Pussy Riot has been written about by journalists and academics around the world, their form of protest embraced and defended by such venerated musicians as Sting and Madonna. Their legal case was adopted by Amnesty International and other human rights groups. Still, it is questionable how well Western audiences, with our assumption that freedom of personal expression is one of the main points of making art, really understand what Pussy Riot is fighting for. Musical virtuosity is not their main agenda, though getting the attention of international media is an obvious priority. That the music is a bit silly or even actively bad only helps the cause because it is invariably provocative. According to Tolokonnikova in an Oct. 31 interview in The New York Times, the collective was inspired to name itself Pussy Riot because of the band Bikini Kill, whose lead singer Kathleen Hanna’s Riot Grrrl movement of the 1990s helped usher in third-wave American feminism. “Pussy Riot is just kind of a cosplay version of Riot Grrrl,” Tolokonnikova said, which can be taken as an admission that Pussy Riot is not a punk rock band but instead reinterprets an established idea for their own ends.

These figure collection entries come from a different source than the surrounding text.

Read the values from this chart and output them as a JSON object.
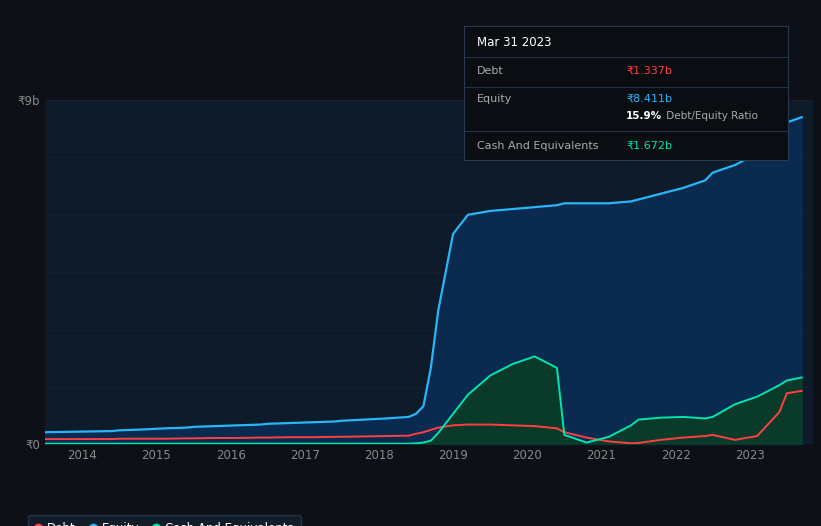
{
  "background_color": "#0d1117",
  "plot_bg_color": "#0d1b2a",
  "tooltip": {
    "date": "Mar 31 2023",
    "debt_label": "Debt",
    "debt_value": "₹1.337b",
    "equity_label": "Equity",
    "equity_value": "₹8.411b",
    "ratio_value": "15.9%",
    "ratio_label": " Debt/Equity Ratio",
    "cash_label": "Cash And Equivalents",
    "cash_value": "₹1.672b"
  },
  "ylabel_top": "₹9b",
  "ylabel_bottom": "₹0",
  "x_ticks": [
    "2014",
    "2015",
    "2016",
    "2017",
    "2018",
    "2019",
    "2020",
    "2021",
    "2022",
    "2023"
  ],
  "legend": [
    {
      "label": "Debt",
      "color": "#ff4040"
    },
    {
      "label": "Equity",
      "color": "#29b6f6"
    },
    {
      "label": "Cash And Equivalents",
      "color": "#00e5b0"
    }
  ],
  "debt_color": "#ff4040",
  "equity_color": "#29b6f6",
  "cash_color": "#00e5b0",
  "equity_fill_color": "#0a2a50",
  "cash_fill_color": "#0a3a2a",
  "years": [
    2013.0,
    2013.3,
    2013.6,
    2013.9,
    2014.0,
    2014.3,
    2014.6,
    2014.9,
    2015.0,
    2015.3,
    2015.6,
    2015.9,
    2016.0,
    2016.3,
    2016.6,
    2016.9,
    2017.0,
    2017.3,
    2017.6,
    2017.9,
    2018.0,
    2018.1,
    2018.2,
    2018.3,
    2018.5,
    2018.7,
    2019.0,
    2019.3,
    2019.6,
    2019.9,
    2020.0,
    2020.3,
    2020.6,
    2020.9,
    2021.0,
    2021.3,
    2021.6,
    2021.9,
    2022.0,
    2022.3,
    2022.6,
    2022.9,
    2023.0,
    2023.2
  ],
  "equity": [
    0.32,
    0.33,
    0.34,
    0.35,
    0.37,
    0.39,
    0.42,
    0.44,
    0.46,
    0.48,
    0.5,
    0.52,
    0.54,
    0.56,
    0.58,
    0.6,
    0.62,
    0.65,
    0.68,
    0.72,
    0.8,
    1.0,
    2.0,
    3.5,
    5.5,
    6.0,
    6.1,
    6.15,
    6.2,
    6.25,
    6.3,
    6.3,
    6.3,
    6.35,
    6.4,
    6.55,
    6.7,
    6.9,
    7.1,
    7.3,
    7.6,
    7.9,
    8.411,
    8.55
  ],
  "debt": [
    0.14,
    0.14,
    0.14,
    0.14,
    0.15,
    0.15,
    0.15,
    0.16,
    0.16,
    0.17,
    0.17,
    0.18,
    0.18,
    0.19,
    0.19,
    0.2,
    0.2,
    0.21,
    0.22,
    0.23,
    0.28,
    0.32,
    0.38,
    0.44,
    0.5,
    0.52,
    0.52,
    0.5,
    0.48,
    0.42,
    0.32,
    0.18,
    0.08,
    0.03,
    0.04,
    0.12,
    0.18,
    0.22,
    0.25,
    0.12,
    0.22,
    0.85,
    1.337,
    1.4
  ],
  "cash": [
    0.02,
    0.02,
    0.02,
    0.02,
    0.02,
    0.02,
    0.02,
    0.02,
    0.02,
    0.02,
    0.02,
    0.02,
    0.02,
    0.02,
    0.02,
    0.02,
    0.02,
    0.02,
    0.02,
    0.02,
    0.03,
    0.05,
    0.1,
    0.3,
    0.8,
    1.3,
    1.8,
    2.1,
    2.3,
    2.0,
    0.25,
    0.05,
    0.2,
    0.5,
    0.65,
    0.7,
    0.72,
    0.68,
    0.72,
    1.05,
    1.25,
    1.55,
    1.672,
    1.75
  ],
  "ylim": [
    0,
    9.0
  ],
  "xlim": [
    2013.0,
    2023.35
  ],
  "grid_lines": [
    0,
    1.5,
    3.0,
    4.5,
    6.0,
    7.5,
    9.0
  ]
}
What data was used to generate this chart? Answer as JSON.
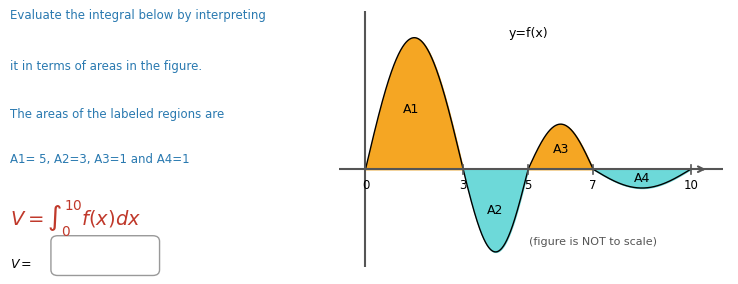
{
  "text_lines": [
    "Evaluate the integral below by interpreting",
    "it in terms of areas in the figure.",
    "The areas of the labeled regions are",
    "A1= 5, A2=3, A3=1 and A4=1"
  ],
  "text_color_blue": "#2979B0",
  "text_color_black": "#000000",
  "fig_label": "y=f(x)",
  "region_labels": [
    "A1",
    "A2",
    "A3",
    "A4"
  ],
  "x_ticks": [
    0,
    3,
    5,
    7,
    10
  ],
  "color_above": "#F5A623",
  "color_below": "#6DD9D9",
  "not_to_scale": "(figure is NOT to scale)",
  "background": "#FFFFFF",
  "integral_color": "#C0392B",
  "axis_color": "#555555"
}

While backlash against feminism in the United States sometimes includes religious positions, if American women broke into a church to sing about gender oppression, they would be unlikely to face jail time. The risk Pussy Riot takes in expressing their opinions in such a way currently has no equivalence in our legal system. Though they now travel and speak internationally about their activities, they are not beloved celebrities in Russia but women who must fear for their safety when they are recognized in public. In a 2012 essay for Sightings, a publication of the University of Chicago Divinity School, theologian Larisa Reznik explains that though it is not illegal to be a feminist in Russia, equality between the sexes is not recognized by the Orthodox Church, which is deeply entwined with the government. The judge hearing the case against Pussy Riot established “a uniform ‘Orthodox Christianity,’ whose constitutive feature is an opposition to equality between men and women, so much so that any challenge to this inequality constitutes an act of hatred.”